The order Characiformes includes a vast array of fishes that live in rivers and lakes of Africa and the New World (from Texas in North America through Central and South America). They are divided into 14 or 16 families, four of which are African (over 200 species), and the rest live mostly in the Neotropics (more than 1,200 species). They include well-known forms like piranhas, tetras (e.g. neon tetras, silver dollars), hatchetfishes, and pencilfishes, popular in the aquarium trade. Other characiforms also have commercial importance as a food resource for human communities living along the banks of broad tropical rivers. These include the African citharinids and the Neotropical prochilodontids, which are very abundant, large-bodied species, typically forming massive schools that migrate up and down the main river channels.

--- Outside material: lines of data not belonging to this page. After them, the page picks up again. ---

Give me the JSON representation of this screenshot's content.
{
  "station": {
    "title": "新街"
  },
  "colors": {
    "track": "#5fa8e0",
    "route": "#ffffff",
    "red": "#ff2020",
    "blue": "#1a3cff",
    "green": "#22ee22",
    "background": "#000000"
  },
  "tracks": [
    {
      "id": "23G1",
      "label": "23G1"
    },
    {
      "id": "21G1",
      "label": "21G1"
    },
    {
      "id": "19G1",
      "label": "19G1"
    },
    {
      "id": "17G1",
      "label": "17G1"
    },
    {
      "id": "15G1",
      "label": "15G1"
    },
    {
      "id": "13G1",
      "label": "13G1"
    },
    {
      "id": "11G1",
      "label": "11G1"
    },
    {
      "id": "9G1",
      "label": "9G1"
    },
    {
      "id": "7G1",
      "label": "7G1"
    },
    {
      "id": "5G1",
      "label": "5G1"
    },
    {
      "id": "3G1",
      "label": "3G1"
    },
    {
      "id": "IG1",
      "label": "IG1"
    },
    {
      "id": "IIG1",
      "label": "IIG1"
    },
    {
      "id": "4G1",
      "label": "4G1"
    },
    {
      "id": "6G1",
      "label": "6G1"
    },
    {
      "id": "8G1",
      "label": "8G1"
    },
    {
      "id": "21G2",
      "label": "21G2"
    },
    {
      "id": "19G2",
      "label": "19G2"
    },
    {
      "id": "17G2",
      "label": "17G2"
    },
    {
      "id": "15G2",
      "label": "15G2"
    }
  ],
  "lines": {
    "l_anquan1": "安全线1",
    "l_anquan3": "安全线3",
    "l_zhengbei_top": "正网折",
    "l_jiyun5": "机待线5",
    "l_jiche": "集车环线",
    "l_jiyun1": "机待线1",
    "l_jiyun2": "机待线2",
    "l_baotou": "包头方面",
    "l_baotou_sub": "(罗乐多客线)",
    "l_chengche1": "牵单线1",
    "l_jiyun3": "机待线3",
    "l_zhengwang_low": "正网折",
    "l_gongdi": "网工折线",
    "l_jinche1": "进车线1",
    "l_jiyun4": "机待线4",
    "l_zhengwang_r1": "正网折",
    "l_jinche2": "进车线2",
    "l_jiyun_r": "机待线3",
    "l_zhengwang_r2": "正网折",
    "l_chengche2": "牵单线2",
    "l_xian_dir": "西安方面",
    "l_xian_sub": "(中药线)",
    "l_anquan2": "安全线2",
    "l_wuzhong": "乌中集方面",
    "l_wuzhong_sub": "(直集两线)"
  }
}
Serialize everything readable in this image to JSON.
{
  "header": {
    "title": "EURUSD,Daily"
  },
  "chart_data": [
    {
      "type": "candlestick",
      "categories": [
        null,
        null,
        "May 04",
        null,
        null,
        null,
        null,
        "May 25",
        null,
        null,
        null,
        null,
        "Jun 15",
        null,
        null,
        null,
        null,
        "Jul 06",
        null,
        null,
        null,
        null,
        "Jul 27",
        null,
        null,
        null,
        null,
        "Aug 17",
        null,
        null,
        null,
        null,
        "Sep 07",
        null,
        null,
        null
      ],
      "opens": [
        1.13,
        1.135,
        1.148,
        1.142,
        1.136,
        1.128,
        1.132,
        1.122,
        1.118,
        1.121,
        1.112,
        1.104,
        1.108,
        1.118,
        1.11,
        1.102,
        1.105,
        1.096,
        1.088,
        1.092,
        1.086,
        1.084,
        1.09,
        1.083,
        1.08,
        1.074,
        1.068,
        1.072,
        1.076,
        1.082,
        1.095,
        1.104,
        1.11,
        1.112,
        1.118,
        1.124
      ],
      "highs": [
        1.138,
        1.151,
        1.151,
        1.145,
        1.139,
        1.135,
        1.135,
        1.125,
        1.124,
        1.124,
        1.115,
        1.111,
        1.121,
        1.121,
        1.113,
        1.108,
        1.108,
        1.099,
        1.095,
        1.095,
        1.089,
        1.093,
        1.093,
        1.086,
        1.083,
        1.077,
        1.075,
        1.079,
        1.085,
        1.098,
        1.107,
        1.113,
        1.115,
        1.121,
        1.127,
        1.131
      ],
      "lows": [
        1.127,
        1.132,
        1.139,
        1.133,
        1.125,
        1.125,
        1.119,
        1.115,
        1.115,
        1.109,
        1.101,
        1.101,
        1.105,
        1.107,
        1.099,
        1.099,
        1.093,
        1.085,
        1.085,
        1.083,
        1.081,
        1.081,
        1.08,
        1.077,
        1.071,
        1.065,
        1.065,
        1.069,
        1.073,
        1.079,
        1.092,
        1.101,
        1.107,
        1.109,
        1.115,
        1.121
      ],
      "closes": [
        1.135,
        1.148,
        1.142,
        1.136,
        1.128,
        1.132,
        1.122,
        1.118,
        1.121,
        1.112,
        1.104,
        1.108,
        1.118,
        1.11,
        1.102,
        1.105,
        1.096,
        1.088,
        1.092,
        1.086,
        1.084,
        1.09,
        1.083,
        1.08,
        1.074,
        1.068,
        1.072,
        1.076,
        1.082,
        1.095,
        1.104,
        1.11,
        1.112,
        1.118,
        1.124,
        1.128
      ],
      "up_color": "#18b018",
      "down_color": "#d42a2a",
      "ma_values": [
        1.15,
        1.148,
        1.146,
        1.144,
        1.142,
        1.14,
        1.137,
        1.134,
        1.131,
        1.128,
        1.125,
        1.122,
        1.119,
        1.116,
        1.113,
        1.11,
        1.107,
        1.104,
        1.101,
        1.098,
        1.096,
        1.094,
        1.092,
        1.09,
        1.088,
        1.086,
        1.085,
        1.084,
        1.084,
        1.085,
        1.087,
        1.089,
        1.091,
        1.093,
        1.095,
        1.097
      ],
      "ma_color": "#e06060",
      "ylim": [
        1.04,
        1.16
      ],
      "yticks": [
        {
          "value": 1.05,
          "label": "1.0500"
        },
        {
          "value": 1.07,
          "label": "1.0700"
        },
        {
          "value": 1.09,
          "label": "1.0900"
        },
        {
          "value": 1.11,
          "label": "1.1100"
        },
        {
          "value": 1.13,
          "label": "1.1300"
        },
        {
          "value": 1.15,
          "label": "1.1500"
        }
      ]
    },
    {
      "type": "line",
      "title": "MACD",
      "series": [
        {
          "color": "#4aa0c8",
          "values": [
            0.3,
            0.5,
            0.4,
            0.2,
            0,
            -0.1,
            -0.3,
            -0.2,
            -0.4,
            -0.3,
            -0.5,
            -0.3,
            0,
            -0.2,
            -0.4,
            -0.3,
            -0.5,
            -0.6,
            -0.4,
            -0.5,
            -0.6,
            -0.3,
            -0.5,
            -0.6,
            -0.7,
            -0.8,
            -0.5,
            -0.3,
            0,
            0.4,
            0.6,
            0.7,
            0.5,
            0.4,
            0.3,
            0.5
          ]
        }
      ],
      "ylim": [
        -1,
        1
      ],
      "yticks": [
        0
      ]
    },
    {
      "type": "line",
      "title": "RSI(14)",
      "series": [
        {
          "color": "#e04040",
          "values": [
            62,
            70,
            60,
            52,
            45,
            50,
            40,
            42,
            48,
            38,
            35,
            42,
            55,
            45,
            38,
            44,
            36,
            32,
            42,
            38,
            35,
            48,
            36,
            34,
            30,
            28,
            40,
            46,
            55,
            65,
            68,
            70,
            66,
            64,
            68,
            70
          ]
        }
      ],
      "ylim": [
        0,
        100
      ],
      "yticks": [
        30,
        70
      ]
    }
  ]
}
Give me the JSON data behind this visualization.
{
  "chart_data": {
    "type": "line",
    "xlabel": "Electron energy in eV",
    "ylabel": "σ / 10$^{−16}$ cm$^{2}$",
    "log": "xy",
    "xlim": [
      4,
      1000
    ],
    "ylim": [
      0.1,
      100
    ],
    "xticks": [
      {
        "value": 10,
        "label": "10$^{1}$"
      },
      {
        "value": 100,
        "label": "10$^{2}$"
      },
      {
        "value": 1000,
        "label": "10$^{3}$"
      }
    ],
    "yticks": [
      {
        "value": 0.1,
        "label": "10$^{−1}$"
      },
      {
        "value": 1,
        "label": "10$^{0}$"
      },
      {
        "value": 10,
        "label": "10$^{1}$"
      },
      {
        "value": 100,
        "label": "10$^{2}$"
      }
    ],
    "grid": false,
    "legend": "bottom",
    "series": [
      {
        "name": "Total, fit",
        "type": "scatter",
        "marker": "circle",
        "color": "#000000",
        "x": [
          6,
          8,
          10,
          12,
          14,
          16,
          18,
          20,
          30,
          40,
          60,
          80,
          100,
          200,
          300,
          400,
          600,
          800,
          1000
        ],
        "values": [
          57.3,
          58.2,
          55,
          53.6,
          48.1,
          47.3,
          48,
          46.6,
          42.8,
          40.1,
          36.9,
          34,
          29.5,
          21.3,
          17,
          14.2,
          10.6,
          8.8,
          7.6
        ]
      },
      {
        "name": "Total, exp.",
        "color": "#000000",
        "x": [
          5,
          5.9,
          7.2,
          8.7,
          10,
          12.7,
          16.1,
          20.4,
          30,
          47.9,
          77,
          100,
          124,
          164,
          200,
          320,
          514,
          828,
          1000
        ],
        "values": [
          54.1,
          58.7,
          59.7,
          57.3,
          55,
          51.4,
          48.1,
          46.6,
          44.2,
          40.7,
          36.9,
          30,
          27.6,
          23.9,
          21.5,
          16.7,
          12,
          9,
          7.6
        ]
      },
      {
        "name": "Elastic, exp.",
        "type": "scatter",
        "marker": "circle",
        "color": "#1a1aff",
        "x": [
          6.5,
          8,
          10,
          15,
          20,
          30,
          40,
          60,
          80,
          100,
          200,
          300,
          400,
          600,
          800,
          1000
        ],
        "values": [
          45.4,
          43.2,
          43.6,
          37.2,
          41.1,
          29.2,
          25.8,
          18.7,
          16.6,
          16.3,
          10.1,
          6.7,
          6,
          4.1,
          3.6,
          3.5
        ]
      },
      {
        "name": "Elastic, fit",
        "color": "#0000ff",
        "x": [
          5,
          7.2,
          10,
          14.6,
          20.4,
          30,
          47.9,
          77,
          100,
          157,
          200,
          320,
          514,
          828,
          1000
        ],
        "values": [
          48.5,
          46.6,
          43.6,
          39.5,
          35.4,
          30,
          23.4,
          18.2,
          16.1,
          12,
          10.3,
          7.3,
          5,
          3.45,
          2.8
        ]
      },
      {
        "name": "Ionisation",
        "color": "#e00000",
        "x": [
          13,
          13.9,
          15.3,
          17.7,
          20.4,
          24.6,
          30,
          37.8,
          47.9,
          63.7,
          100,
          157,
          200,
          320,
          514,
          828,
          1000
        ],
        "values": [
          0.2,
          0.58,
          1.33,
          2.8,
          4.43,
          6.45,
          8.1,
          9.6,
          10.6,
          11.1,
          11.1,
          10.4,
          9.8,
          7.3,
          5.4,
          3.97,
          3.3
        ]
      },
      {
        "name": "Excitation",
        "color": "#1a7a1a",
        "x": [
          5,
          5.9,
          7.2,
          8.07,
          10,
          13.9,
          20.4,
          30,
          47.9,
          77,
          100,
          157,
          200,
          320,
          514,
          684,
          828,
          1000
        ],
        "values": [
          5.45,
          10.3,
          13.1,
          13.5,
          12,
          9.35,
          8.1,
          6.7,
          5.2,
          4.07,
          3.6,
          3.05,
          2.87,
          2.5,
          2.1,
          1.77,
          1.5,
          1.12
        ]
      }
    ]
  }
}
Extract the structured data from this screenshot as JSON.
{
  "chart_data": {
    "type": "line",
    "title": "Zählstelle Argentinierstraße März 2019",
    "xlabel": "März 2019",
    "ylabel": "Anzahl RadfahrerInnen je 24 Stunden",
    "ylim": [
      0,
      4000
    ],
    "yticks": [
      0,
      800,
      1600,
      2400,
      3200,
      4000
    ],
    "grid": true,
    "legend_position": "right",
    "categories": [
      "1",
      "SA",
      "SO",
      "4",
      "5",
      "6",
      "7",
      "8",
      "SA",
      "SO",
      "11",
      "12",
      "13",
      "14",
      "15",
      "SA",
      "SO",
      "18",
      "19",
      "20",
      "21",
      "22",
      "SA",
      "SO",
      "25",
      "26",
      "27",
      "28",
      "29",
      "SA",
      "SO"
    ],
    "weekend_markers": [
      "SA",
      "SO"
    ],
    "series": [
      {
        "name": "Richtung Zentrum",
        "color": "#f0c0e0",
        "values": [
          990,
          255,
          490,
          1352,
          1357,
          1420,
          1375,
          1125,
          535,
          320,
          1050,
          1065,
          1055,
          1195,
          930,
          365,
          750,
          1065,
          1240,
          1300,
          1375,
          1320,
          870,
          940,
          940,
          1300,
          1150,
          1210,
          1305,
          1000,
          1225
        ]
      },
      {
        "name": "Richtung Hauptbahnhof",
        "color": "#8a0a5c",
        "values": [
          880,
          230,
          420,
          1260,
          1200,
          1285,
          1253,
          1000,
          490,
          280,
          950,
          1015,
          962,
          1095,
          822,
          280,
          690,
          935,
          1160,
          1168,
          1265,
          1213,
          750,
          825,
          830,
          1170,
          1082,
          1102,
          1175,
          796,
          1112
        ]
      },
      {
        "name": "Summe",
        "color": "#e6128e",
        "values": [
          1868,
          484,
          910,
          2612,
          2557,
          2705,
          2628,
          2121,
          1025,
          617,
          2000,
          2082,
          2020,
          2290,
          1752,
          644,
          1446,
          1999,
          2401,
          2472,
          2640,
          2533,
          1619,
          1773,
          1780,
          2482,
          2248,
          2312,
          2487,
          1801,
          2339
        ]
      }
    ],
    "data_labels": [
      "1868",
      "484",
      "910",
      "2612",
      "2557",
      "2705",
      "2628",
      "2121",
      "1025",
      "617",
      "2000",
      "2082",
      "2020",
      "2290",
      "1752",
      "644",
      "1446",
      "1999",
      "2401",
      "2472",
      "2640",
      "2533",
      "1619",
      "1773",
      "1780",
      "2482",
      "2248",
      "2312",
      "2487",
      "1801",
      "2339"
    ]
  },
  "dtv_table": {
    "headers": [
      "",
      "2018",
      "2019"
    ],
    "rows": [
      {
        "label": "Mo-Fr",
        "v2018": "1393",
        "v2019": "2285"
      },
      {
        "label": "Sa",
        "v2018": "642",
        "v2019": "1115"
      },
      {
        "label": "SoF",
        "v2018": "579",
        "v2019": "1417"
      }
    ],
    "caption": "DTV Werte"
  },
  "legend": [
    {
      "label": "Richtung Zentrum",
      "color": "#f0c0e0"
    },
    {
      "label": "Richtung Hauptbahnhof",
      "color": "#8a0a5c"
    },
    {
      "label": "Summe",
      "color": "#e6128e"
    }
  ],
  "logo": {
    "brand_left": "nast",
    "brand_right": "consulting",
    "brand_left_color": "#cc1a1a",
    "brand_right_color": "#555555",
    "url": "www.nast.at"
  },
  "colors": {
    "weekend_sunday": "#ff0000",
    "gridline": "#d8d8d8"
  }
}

Other characid groups (family Characidae) include important sport-fishing species, like the african tiger fish (genus Hydrocynus, subfamily Alestiinae), and the Neotropical dorados (genus Salminus, subfamily Bryconinae). These are voracious predators that may reach a size of 100-130 cm in length and a weight of up to 50 Kg. In contrast, the smallest characiform species, known as miniature forms (Weitzman and Vari, 1988), have adults that do not exceed 26 mm in length (some tetras, glandulocaudines, and lebiasinids).

None of the others invite a potential mate over for dinner first.